Business & Financial News

Kenya’s March auto sales hit a new high

New vehicle sales raced back to positive territory after a year slump, with all major players posting impressive double-digit gains in the month of March, helping the industry sell 63 per cent more vehicles.

Isuzu East Africa, Toyota Kenya, Nissan and Mitsubishi brands all posted impressive growth in unit sales especially on commercial vehicle class in a market that was adversely impacted by the coronavirus pandemic.

According to the latest industry data by Kenya Motor Industry Association (KMIA) shows that car dealers sold a remarkable 2,836 units in the month under review compared to 1,738 total units the industry sold a month earlier – the best periodic growth seen in over a year since the pandemic struck.

Last year saw car makers record reduced sales units as buyers and governments (both national and Counties) shielded away from making new investments in vehicle purchases.

The Managing Director of Toyota Kenya Arvinder Reel in a telephone interview attributed the overall performance on the ongoing roads constructions particularly the $550m (£410m) Expressway project set to change the city’s skyline and ease traffic flows in and out of the centre of East Africa’s main commercial hub.

The government says the unique highway is an essential infrastructure project that will spur modernization.

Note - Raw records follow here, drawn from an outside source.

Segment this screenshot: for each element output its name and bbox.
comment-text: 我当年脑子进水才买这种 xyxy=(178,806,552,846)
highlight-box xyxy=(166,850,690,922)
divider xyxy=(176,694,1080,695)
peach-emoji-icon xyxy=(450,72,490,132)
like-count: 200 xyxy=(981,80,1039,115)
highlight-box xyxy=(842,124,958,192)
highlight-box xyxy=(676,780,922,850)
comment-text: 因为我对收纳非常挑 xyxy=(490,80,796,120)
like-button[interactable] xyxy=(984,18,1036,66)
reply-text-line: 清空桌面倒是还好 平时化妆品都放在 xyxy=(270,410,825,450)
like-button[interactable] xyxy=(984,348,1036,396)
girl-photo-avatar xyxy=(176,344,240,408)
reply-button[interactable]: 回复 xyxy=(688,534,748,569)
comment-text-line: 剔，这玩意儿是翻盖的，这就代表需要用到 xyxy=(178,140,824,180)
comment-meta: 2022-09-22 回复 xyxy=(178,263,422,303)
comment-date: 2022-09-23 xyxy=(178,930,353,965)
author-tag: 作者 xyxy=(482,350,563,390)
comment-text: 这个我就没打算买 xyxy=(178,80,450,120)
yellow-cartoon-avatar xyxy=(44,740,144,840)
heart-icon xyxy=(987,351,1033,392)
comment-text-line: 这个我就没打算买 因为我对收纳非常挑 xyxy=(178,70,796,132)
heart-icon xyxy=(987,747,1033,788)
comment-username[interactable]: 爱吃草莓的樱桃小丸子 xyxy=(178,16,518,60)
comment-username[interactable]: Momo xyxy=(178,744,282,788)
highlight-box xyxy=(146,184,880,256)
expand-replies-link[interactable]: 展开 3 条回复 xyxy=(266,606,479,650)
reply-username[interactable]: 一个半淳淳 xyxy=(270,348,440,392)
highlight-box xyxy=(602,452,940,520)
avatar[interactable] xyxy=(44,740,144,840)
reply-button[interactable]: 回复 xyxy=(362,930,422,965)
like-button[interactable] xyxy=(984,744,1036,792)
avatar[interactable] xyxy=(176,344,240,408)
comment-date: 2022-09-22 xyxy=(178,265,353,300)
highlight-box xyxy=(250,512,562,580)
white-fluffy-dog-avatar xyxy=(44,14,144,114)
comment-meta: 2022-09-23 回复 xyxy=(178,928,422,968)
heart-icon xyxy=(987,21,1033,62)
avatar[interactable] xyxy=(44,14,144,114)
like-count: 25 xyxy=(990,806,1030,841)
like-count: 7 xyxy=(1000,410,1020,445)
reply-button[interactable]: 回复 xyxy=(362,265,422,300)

Motorists using the Nairobi Expressway will be required to pay a fee of between Sh100 and Sh1, 550, depending on the size of the car and distance travelled, but the charges will fluctuate to cushion the Chinese operator, China Road and Bridge Construction (CRBC) from exchange rate losses.

“I would attribute this growth to the ongoing construction of Expressway in which most trucks are in use for the project. Also we have seen those clients who were holding back purchases, now knocking on our doors,” said Mr. Arvinder.

Analysts tracking the industry, however, yesterday held out hope as the economy is poised for a turnaround, but cautioned about a slower recovery.

“This was expected and the mood has changed among Kenyans with disposable income despite the majority still reeling from the impact of the pandemic, we should expect a continued growth going forward,” said Trevor Lumenya, a vehicle specialist, adding that “The market could have done better were it not for the ongoing pandemic.”

The sector’s growth comes on the back of a worrying inflation rate which rose for the sixth straight month to 5.90 per cent in March from 5.78 per cent in the previous month.

It was the highest inflation rate since last April, which was mainly pushed up by transport prices seen in February in a month that saw petrol prices shoot 10.34 per cent, diesel 5.83 per cent while that of kerosene stood at 2.47 per cent amid a recent hike in fuel prices which was blamed on the rising cost of importing oil products.

New vehicle market is further poised for growth as the government is racing against the 2026 deadline – a period it aims to stop importing second hand. This is meant to grow the local car assembly industry.

The National Treasury estimates that second hand cars make up more than 85 per cent of the imported fully built units (FBUs) in Kenya – a reality that eats into profit margins for car assemblers and showroom dealers.

The government, through the Ministry of Industrialization, drafted the National Automotive Policy that also seeks to spur growth in local car assembly as it prescribes clear measures to promote utilization of locally manufactured products, local content, sub-contracting, innovation, research and development, capacity and skills development and training, and technology transfer.